- Location: Muladi, Barisal, East Bengal, Dominion of Pakistan
- Date: 17–20 February 1950 (UTC+6:00)
- Target: Bengali Hindus, Bengali Christians
- Attack type: Mass murder, Massacre
- Weapons: Swords, Machetes
- Deaths: 1,000+
- Perpetrators: Muslim mobs

= Muladi massacre =

Massacre in Muladi, Barisal

Muladi massacres (মুলাদি গণহত্যা) were a series of massacres of unarmed Hindus and Christians in the river port of Muladi in East Pakistan between 17 and 20 February 1950 by armed radical Muslim mobs with the active complicity of the Ansars and police.

== Events ==
As the news of killings in Dhaka reached Barisal district, tension began to mount. On 14 February, a peace meeting was held at the Jinnah Club where the Muslim leaders assured Hindus and Christians of protection. In spite of the assurances, Kazirchar and Khaserhat were attacked on 15 February. On the night of 16th, the village of Satani was attacked and set on fire. Madan Nandi, a well-to-do Hindu and his brother were killed. Two eminent upper-caste doctors, Dr. Prafulla C. Gain and Dr. Kallol B. Banerjee were victims too. When the villagers went to lodge a complaint at the Muladi police station the Officer in Charge told the villagers to cremate the dead and tell their family that they had died of disease. The insensitive and nonchalant attitude of the O.C. concerned the villagers.

=== 17 February ===
From the night of 16th, cries of 'Allah ho Akbar' and 'Kill the infidels' could be heard from a distance. On the morning of 17th, terrified Hindus and Christians began to rush towards the Muladi police station. The O.C. however refused to provide any shelter to the terrified people. At around 3 P.M., a 3,000 to 4,000 strong mob attacked and looted the warehouses in the Muladi port. The Hindus and Christians ran helter-skelter and the armed mob pounced upon them. They killed the men indiscriminately and violated the women in broad daylight in public. The orgy of loot, murder, rape and arson continued until the evening, when they departed with the loot and the abducted women. Christian churches were vandalized and looted. The streets, ghats and the river were full of corpses. In the betelnut orchard of one Hindu, more 300 dead bodies were found.

=== 18 February ===
On the morning of 18th, Saturday, many Hindus and Christians returned to their looted, destroyed and gutted houses. In the evening, they once again assembled at the police station. This time they were allowed inside in lieu of their cash and jewellery. In the meantime, the Ansars went all around Muladi announcing in loudspeakers asking the Hindus to assemble at the Muladi police station. After the Hindus and Christians had gathered hundreds of non-Muslim men were massacred within the precincts of the police station. The O.C. himself stripped the Hindu women of their vermillion and conch shell bangles and forced them to recite the kalma. Later, he distributed the women among the gang leaders for rape.

=== 20 February ===
The survivors of Muladi and adjoining villages had spent the last couple of nights in jungles and burned-out houses. On the morning of 20 February, the Officer-in-Charge announced that a relief camp has been opened in the port area. He seized all the money and the jewellery from the Hindus gathered at the police station and directed them towards the port. At the port, the Hindus were divided into three groups at put up at three warehouses - the Panch Tahabil and the ones belonging to Madhablal Kundu and Sukhamay Kundu.

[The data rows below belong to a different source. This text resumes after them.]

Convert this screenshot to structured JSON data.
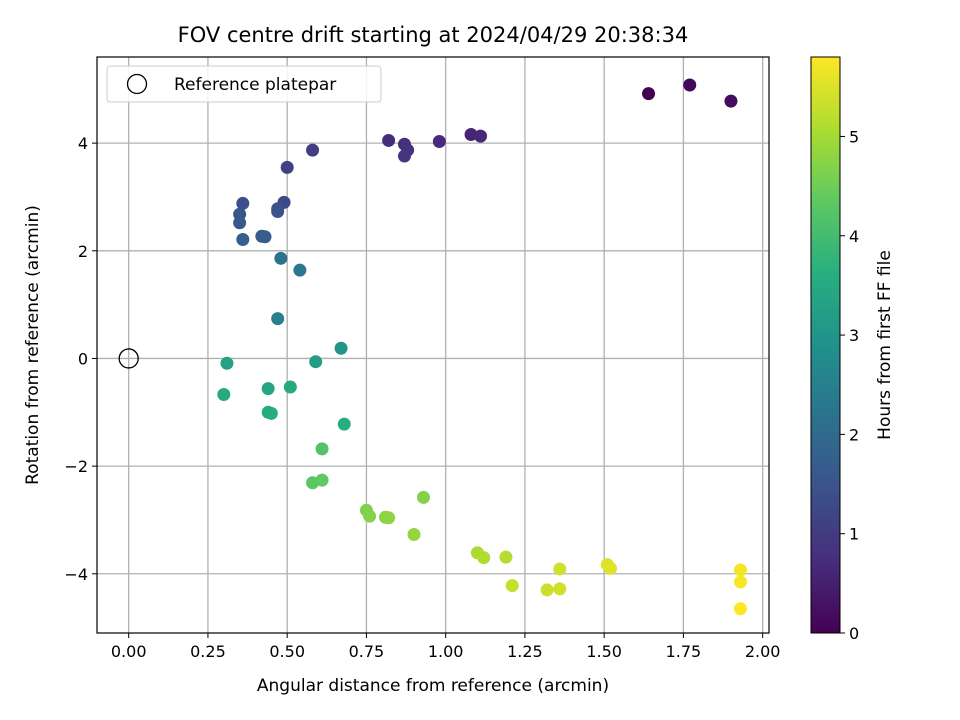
{
  "chart_data": {
    "type": "scatter",
    "title": "FOV centre drift starting at 2024/04/29 20:38:34",
    "xlabel": "Angular distance from reference (arcmin)",
    "ylabel": "Rotation from reference (arcmin)",
    "xlim": [
      -0.1,
      2.02
    ],
    "ylim": [
      -5.1,
      5.6
    ],
    "xticks": [
      0.0,
      0.25,
      0.5,
      0.75,
      1.0,
      1.25,
      1.5,
      1.75,
      2.0
    ],
    "xtick_labels": [
      "0.00",
      "0.25",
      "0.50",
      "0.75",
      "1.00",
      "1.25",
      "1.50",
      "1.75",
      "2.00"
    ],
    "yticks": [
      -4,
      -2,
      0,
      2,
      4
    ],
    "ytick_labels": [
      "−4",
      "−2",
      "0",
      "2",
      "4"
    ],
    "grid": true,
    "legend": {
      "position": "top-left",
      "entries": [
        {
          "label": "Reference platepar",
          "marker": "open-circle",
          "x": 0.0,
          "y": 0.0
        }
      ]
    },
    "colorbar": {
      "label": "Hours from first FF file",
      "colormap": "viridis",
      "range": [
        0,
        5.8
      ],
      "ticks": [
        0,
        1,
        2,
        3,
        4,
        5
      ],
      "tick_labels": [
        "0",
        "1",
        "2",
        "3",
        "4",
        "5"
      ]
    },
    "points": [
      {
        "x": 1.64,
        "y": 4.92,
        "c": 0.0
      },
      {
        "x": 1.77,
        "y": 5.08,
        "c": 0.1
      },
      {
        "x": 1.9,
        "y": 4.78,
        "c": 0.2
      },
      {
        "x": 1.08,
        "y": 4.16,
        "c": 0.6
      },
      {
        "x": 1.11,
        "y": 4.13,
        "c": 0.65
      },
      {
        "x": 0.98,
        "y": 4.03,
        "c": 0.7
      },
      {
        "x": 0.82,
        "y": 4.05,
        "c": 0.75
      },
      {
        "x": 0.87,
        "y": 3.98,
        "c": 0.8
      },
      {
        "x": 0.88,
        "y": 3.87,
        "c": 0.85
      },
      {
        "x": 0.87,
        "y": 3.76,
        "c": 0.9
      },
      {
        "x": 0.58,
        "y": 3.87,
        "c": 1.05
      },
      {
        "x": 0.5,
        "y": 3.55,
        "c": 1.1
      },
      {
        "x": 0.49,
        "y": 2.9,
        "c": 1.3
      },
      {
        "x": 0.36,
        "y": 2.88,
        "c": 1.4
      },
      {
        "x": 0.47,
        "y": 2.78,
        "c": 1.45
      },
      {
        "x": 0.47,
        "y": 2.73,
        "c": 1.5
      },
      {
        "x": 0.35,
        "y": 2.68,
        "c": 1.55
      },
      {
        "x": 0.35,
        "y": 2.52,
        "c": 1.6
      },
      {
        "x": 0.42,
        "y": 2.27,
        "c": 1.65
      },
      {
        "x": 0.43,
        "y": 2.26,
        "c": 1.7
      },
      {
        "x": 0.36,
        "y": 2.21,
        "c": 1.75
      },
      {
        "x": 0.48,
        "y": 1.86,
        "c": 2.2
      },
      {
        "x": 0.54,
        "y": 1.64,
        "c": 2.3
      },
      {
        "x": 0.47,
        "y": 0.74,
        "c": 2.5
      },
      {
        "x": 0.67,
        "y": 0.19,
        "c": 3.0
      },
      {
        "x": 0.31,
        "y": -0.09,
        "c": 3.3
      },
      {
        "x": 0.59,
        "y": -0.06,
        "c": 3.2
      },
      {
        "x": 0.3,
        "y": -0.67,
        "c": 3.5
      },
      {
        "x": 0.44,
        "y": -0.56,
        "c": 3.4
      },
      {
        "x": 0.51,
        "y": -0.53,
        "c": 3.5
      },
      {
        "x": 0.44,
        "y": -1.0,
        "c": 3.5
      },
      {
        "x": 0.45,
        "y": -1.02,
        "c": 3.55
      },
      {
        "x": 0.68,
        "y": -1.22,
        "c": 3.6
      },
      {
        "x": 0.61,
        "y": -1.68,
        "c": 4.2
      },
      {
        "x": 0.58,
        "y": -2.31,
        "c": 4.3
      },
      {
        "x": 0.61,
        "y": -2.26,
        "c": 4.35
      },
      {
        "x": 0.75,
        "y": -2.82,
        "c": 4.65
      },
      {
        "x": 0.76,
        "y": -2.93,
        "c": 4.7
      },
      {
        "x": 0.81,
        "y": -2.95,
        "c": 4.75
      },
      {
        "x": 0.82,
        "y": -2.96,
        "c": 4.8
      },
      {
        "x": 0.93,
        "y": -2.58,
        "c": 4.7
      },
      {
        "x": 0.9,
        "y": -3.27,
        "c": 4.85
      },
      {
        "x": 1.1,
        "y": -3.61,
        "c": 5.05
      },
      {
        "x": 1.12,
        "y": -3.7,
        "c": 5.1
      },
      {
        "x": 1.19,
        "y": -3.69,
        "c": 5.15
      },
      {
        "x": 1.21,
        "y": -4.22,
        "c": 5.3
      },
      {
        "x": 1.32,
        "y": -4.3,
        "c": 5.35
      },
      {
        "x": 1.36,
        "y": -4.28,
        "c": 5.4
      },
      {
        "x": 1.36,
        "y": -3.91,
        "c": 5.4
      },
      {
        "x": 1.51,
        "y": -3.83,
        "c": 5.5
      },
      {
        "x": 1.52,
        "y": -3.9,
        "c": 5.55
      },
      {
        "x": 1.93,
        "y": -3.93,
        "c": 5.7
      },
      {
        "x": 1.93,
        "y": -4.15,
        "c": 5.75
      },
      {
        "x": 1.93,
        "y": -4.65,
        "c": 5.8
      }
    ]
  }
}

At around 12 noon, at the signal of the O.C, a 3,000 strong armed Muslim mob attacked the warehouses. More than 700 men and elderly women were massacred and their bodies thrown into the river. The remaining women were taken into a shed belonging to one Mukteshwar Saha and forced to recite the kalma. After that 50 women were distributed among the gang leaders and raped. In the afternoon, Sirajul Haque, the Regional Controller of Procurement, arrived from Barisal in a launch accompanied by armed police. The goondas fled. The surviving men and unabducted women were taken to Barisal.